I must admit a good portion of the information I have read about Passover has been in preparing for Holy Week services. Christians who don't have at least a rudimentary understanding of Passover miss out on much of the symbolism of the Last Supper, Christ's crucifiction, and the modern celebration of both Communion and Easter.
But long before I knew the term "cultural appropiation," I was sensitive to the idea that a Christian observing their own pseudo-Passover meal might be offensive to a Jewish person. That left a person like me - who earnestly wants to understand and experience the tradition - in a predicament.

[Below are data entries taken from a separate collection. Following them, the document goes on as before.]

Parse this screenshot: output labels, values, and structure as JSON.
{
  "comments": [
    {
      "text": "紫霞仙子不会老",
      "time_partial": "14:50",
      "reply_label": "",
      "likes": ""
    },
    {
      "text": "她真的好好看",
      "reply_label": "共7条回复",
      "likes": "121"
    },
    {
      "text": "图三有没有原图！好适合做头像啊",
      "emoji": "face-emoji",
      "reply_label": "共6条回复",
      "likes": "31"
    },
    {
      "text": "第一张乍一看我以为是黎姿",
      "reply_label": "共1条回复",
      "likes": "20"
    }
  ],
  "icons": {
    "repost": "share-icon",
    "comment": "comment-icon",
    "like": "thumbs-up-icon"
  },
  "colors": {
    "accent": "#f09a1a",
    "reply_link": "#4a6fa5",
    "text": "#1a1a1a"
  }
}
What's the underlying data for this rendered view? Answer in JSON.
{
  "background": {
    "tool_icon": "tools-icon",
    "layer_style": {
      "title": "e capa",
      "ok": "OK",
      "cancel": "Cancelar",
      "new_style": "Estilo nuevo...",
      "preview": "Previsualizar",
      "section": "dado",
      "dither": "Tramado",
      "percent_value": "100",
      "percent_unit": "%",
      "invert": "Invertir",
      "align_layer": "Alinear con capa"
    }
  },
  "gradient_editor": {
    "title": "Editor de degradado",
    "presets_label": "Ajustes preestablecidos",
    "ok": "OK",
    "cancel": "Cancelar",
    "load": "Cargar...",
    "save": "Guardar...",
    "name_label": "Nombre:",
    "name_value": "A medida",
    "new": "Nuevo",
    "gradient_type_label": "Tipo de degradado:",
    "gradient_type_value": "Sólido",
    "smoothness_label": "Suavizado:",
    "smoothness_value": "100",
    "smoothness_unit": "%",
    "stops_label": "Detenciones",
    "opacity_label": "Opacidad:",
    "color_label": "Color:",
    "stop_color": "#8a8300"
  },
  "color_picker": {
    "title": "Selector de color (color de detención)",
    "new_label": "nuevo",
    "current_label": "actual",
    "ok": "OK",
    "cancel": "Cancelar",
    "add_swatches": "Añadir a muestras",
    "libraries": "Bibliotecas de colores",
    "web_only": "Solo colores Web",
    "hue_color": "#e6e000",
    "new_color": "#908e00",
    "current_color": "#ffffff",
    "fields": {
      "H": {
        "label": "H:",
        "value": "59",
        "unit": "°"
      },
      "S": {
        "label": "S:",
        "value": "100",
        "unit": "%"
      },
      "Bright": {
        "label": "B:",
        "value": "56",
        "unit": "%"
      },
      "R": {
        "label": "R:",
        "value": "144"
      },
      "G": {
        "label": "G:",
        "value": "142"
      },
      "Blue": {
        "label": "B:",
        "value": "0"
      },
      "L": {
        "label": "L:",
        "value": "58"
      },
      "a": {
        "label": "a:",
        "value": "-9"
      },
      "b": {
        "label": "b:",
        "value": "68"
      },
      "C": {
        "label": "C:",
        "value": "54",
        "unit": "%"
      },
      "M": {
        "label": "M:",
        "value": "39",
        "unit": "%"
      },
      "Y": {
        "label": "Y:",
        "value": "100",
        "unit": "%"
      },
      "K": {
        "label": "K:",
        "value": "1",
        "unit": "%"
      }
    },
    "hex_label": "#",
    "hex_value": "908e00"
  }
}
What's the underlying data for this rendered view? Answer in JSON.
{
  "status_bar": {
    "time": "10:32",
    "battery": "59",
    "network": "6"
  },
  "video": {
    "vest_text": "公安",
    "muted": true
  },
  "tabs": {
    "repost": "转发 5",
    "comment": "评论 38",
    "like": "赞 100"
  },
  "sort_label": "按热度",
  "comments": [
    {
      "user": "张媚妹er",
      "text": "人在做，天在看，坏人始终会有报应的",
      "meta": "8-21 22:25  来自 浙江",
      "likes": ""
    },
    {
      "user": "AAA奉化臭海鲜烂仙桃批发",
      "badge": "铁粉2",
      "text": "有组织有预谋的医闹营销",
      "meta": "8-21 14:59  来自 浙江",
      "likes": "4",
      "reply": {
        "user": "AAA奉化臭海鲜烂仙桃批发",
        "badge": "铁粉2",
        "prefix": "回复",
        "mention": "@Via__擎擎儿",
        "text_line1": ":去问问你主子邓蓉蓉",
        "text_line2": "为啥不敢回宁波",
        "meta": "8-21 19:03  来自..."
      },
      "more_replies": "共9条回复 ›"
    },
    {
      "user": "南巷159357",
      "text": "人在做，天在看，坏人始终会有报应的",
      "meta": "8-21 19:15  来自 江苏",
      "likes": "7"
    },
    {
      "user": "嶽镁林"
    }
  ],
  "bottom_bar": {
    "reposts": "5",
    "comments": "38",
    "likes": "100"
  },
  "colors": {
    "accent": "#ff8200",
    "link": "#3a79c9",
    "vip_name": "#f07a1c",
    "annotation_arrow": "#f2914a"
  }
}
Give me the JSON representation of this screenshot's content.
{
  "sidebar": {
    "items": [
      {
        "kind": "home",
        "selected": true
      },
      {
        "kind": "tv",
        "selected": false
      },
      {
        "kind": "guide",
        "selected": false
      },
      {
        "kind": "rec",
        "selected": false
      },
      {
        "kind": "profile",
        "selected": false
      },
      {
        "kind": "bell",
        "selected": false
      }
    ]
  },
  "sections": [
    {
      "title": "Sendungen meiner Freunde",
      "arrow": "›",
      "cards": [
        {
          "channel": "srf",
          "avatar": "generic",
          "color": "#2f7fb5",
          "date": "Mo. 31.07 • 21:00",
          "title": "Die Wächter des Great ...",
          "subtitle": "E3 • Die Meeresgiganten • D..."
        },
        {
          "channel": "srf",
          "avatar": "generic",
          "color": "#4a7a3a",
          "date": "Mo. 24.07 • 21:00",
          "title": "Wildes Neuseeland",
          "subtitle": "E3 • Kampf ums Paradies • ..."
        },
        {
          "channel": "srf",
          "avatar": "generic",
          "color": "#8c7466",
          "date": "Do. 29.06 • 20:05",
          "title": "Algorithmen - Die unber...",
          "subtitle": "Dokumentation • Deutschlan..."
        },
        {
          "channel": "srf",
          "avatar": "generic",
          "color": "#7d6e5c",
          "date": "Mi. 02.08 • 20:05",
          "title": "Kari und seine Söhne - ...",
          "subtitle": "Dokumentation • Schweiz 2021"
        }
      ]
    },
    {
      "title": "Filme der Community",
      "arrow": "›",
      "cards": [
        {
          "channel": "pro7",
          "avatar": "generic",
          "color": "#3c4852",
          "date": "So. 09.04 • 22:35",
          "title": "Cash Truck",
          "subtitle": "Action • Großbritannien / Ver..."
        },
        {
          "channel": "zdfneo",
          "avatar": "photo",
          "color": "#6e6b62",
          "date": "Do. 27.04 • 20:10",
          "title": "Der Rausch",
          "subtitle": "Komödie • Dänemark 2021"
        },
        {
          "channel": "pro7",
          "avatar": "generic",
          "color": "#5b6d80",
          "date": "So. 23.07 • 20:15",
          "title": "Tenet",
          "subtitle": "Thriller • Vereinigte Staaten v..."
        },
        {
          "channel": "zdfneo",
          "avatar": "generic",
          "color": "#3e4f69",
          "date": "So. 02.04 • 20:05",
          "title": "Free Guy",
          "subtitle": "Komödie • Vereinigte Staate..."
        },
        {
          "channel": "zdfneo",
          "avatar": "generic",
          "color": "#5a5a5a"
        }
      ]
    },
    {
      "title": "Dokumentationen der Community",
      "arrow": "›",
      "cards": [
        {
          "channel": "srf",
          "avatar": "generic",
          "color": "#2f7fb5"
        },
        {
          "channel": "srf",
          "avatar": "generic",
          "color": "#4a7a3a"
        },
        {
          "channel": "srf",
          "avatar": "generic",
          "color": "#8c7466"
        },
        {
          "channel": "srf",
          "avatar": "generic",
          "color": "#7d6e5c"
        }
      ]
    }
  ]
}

This year that longing to participate has been stronger than ever, and I have been considering how to balance these conflicting desires for months. I woke up this morning dispirited, thinking I had missed Passover. Then I realized it was not yesterday; today is Passover. I knew in that moment I would like to honor the day, even if I could not fully participate. I looked up a few recipes, and I headed to the grocery store. As I shopped, these words echoed in my head:
Eat the meat while your coat is tucked into your belt. Put your sandals on your feet. Take your walking stick in your hand. Eat the food quickly. It is the Lord’s Passover. That same night I will pass through Egypt. I will strike down all those born first among the people and animals. And I will judge all the gods of Egypt. I am the Lord. The blood on your houses will be a sign for you. When I see the blood, I will pass over you. No deadly plague will touch you when I strike Egypt.
(Exodus 12:11-13, NIRV)
There is an urgency to Passover, reminding me of my urgent need of salvation. My best efforts are "woefully insufficient," as I recently read. God is my only source of freedom. So though I won't be painting my doorway with lamb's blood tonight, I will be baking some unleavened bread.
I might even tuck my shirt into my belt. But if my husband asks, I'm just going to just say it's a French tuck.